Prolog

3.8K 364 5
                                    

Hai hai aku kembali lagi dengan cerita baru padahal yang lama blom kelar /plak/. silahkan menikmati!

****


Aku adalah mahasiswi jurusan seni musik. Jade, tokoh favoritku dalam komik, baru saja meninggal dunia akibat peperangan. Jade bukan tokoh utama, dia hanyalah tokoh sampingan yang berusaha membantu putra mahkota yang merupakan pemeran utama. Sudah beberapa hari berlalu namun aku masih menangis setiap mengingatnya. Dunia tampak berbeda tanpa dirinya. Aku pun tidak melanjutkan membaca komik itu lagi. Padahal penulisnya sendiri adalah sahabatku, Shavia. Ia tau aku terpuruk karena aku setiap harinya menangisi kematian Jade, dan dia merasa bersalah akan hal itu.

1 minggu berlalu setelah kematian Jade namun aku masih berada di tempat yang sama. Patah hati terdalam karena husbando meninggal tanpa mendapatkan kebahagiaan yang seharusnya ia dapatkan. Beginilah nasib penggemar second male lead yang berakhir tragis. Shavia mengajakku pergi ke tempat wisata untuk menghiburku, aku mengiyakannya untuk menghargai usahanya. Dari luar aku tampak baik-baik saja, namun tidak dengan di dalam diriku. Marah, kesal, sedih, benci dengan jalan cerita Jade, semua menjadi satu.

Shavia menunjukkan padaku ada suatu danau yang mana dapat mengabulkan permintaan apapun hanya dengan melempar koin apapun ke dalam danau. Ia berdoa dengan sungguh-sungguh lalu melemparkan sebuah koin sungguhan ke dalam danau. Aku mengikutinya, namun tak punya satupun koin. Aku menemukan sebuah koin untuk bermain di game center yang kudatangi beberapa minggu lalu.
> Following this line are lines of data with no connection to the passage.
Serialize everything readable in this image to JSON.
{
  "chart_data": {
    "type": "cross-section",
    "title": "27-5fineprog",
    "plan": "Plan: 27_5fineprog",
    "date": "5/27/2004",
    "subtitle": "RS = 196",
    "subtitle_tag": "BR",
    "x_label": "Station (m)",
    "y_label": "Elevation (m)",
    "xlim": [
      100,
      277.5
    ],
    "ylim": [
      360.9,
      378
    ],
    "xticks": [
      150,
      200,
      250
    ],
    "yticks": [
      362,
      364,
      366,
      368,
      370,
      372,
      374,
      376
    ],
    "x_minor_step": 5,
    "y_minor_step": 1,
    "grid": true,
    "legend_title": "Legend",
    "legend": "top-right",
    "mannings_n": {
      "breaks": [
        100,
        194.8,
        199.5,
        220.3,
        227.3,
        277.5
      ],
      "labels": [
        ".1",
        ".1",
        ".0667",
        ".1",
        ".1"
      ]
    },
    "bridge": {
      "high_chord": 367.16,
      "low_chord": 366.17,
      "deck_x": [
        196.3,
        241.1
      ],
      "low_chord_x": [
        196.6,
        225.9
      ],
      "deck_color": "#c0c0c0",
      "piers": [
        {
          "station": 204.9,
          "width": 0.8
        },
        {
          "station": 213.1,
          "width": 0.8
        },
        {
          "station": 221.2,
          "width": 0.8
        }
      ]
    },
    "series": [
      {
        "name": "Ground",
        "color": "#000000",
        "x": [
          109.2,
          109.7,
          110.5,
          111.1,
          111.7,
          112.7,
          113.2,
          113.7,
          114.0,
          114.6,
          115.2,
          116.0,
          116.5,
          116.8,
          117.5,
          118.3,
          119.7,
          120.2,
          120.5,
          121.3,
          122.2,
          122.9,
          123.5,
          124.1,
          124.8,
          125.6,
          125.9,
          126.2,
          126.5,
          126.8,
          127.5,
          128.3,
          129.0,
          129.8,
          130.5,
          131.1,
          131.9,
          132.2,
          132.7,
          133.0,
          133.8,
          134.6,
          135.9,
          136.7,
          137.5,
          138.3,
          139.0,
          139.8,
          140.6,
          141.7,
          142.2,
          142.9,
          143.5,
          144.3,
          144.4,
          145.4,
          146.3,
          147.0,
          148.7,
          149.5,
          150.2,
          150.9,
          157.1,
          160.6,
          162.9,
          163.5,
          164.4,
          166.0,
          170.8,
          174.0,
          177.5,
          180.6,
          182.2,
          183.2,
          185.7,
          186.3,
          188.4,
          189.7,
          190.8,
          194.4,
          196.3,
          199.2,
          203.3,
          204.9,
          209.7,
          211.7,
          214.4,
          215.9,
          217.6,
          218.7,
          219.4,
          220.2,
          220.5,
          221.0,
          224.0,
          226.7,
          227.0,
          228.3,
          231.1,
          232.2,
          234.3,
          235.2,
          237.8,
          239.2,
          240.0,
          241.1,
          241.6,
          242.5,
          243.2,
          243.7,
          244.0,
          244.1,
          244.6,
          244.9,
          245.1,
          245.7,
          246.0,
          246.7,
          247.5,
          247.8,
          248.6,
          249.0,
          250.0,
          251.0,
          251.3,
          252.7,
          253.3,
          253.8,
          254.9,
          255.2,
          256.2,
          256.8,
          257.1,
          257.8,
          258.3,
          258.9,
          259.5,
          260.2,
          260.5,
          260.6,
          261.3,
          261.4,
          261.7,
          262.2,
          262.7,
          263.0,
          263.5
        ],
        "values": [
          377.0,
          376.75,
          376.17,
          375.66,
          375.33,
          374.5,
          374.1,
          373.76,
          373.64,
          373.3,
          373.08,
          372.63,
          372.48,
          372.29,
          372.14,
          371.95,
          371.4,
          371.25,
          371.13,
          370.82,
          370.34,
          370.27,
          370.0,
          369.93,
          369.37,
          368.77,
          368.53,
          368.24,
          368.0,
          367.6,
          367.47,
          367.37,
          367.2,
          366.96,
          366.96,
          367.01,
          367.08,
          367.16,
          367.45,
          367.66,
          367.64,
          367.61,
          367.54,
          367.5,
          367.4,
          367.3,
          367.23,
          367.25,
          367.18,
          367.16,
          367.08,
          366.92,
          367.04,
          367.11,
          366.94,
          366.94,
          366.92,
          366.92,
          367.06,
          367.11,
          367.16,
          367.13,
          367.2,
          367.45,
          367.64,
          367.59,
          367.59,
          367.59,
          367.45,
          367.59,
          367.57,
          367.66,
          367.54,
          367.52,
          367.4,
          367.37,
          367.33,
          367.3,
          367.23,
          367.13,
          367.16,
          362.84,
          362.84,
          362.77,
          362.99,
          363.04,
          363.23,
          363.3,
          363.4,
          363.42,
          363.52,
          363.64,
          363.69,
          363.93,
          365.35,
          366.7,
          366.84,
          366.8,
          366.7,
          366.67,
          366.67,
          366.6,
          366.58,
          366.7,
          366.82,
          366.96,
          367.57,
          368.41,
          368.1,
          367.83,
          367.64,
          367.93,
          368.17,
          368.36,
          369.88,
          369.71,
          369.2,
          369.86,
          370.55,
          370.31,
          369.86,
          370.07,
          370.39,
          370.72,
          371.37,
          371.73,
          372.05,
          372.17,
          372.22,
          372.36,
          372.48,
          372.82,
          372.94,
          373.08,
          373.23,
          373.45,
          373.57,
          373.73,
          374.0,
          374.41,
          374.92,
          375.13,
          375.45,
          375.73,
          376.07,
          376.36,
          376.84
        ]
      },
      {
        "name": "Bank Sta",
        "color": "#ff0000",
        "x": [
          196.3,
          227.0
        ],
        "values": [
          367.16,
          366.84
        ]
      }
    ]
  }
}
Aku berdoa dengan sungguh-sungguh dalam hati.

"Aku ingin melihat senyum hangat Jade." Satu kalimat sederhana yang membuatku mampu melempar koinnya dengan sangat jauh. Shavia terkagum dan bertepuk tangan untukku.

"Ina, Kenapa kamu suka Jade? Padahal jelas-jelas fisiknya nggak sempurna lagi. Putra mahkota juga tampan kok." Shavia bertanya padaku.
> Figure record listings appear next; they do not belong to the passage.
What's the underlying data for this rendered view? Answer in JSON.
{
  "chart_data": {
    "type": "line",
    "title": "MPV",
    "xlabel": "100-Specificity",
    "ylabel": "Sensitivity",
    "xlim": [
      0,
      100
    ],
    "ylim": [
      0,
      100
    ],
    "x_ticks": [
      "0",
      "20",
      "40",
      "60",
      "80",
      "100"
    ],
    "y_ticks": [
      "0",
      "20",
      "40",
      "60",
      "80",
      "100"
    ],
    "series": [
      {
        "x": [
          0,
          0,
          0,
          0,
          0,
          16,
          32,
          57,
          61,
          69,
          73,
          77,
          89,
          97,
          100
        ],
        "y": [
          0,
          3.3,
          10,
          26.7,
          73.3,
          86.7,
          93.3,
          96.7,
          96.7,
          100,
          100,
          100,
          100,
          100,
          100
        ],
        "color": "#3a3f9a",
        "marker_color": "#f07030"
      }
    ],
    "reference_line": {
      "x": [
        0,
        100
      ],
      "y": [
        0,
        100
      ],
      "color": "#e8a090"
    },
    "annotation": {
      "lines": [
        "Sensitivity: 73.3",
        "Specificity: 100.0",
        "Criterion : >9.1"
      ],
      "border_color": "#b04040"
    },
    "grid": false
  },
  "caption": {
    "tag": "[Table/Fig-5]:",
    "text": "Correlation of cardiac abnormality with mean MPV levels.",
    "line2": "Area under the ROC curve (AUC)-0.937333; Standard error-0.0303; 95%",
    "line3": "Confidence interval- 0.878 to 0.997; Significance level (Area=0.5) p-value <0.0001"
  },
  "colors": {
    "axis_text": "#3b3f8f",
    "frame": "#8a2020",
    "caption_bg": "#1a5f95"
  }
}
"Meskipun Jade ngga punya lengan kiri. Aku juga nggak tahu kenapa, hahaha." Aku menatap lurus ke danau dan berusaha tertawa. mungkin Shavia merasa tawaku adalah tawa yang dipaksakan.

Aku dan Shavia pulang menggunakan kereta. Semua berjalan lancar sebelum aku mendengar bel kereta yang sangat keras. Shavia yang kaget langsung menggenggam tanganku.

"In, kok perasaanku nggak enak ya."

"Aku jug-"

Belum sempat bel itu berhenti, dan belum sempat aku menyelesaikan kalimatku, suara teriakan penumpang lain menjadi musik pengiring kematian. Disusul oleh suara benturan dari depan. Aku dan Shavia berada di gerbong 1 yang terdampak guncangan dahsyat. Gerbongku oleng ke kanan. Aku terantuk dan terbanting.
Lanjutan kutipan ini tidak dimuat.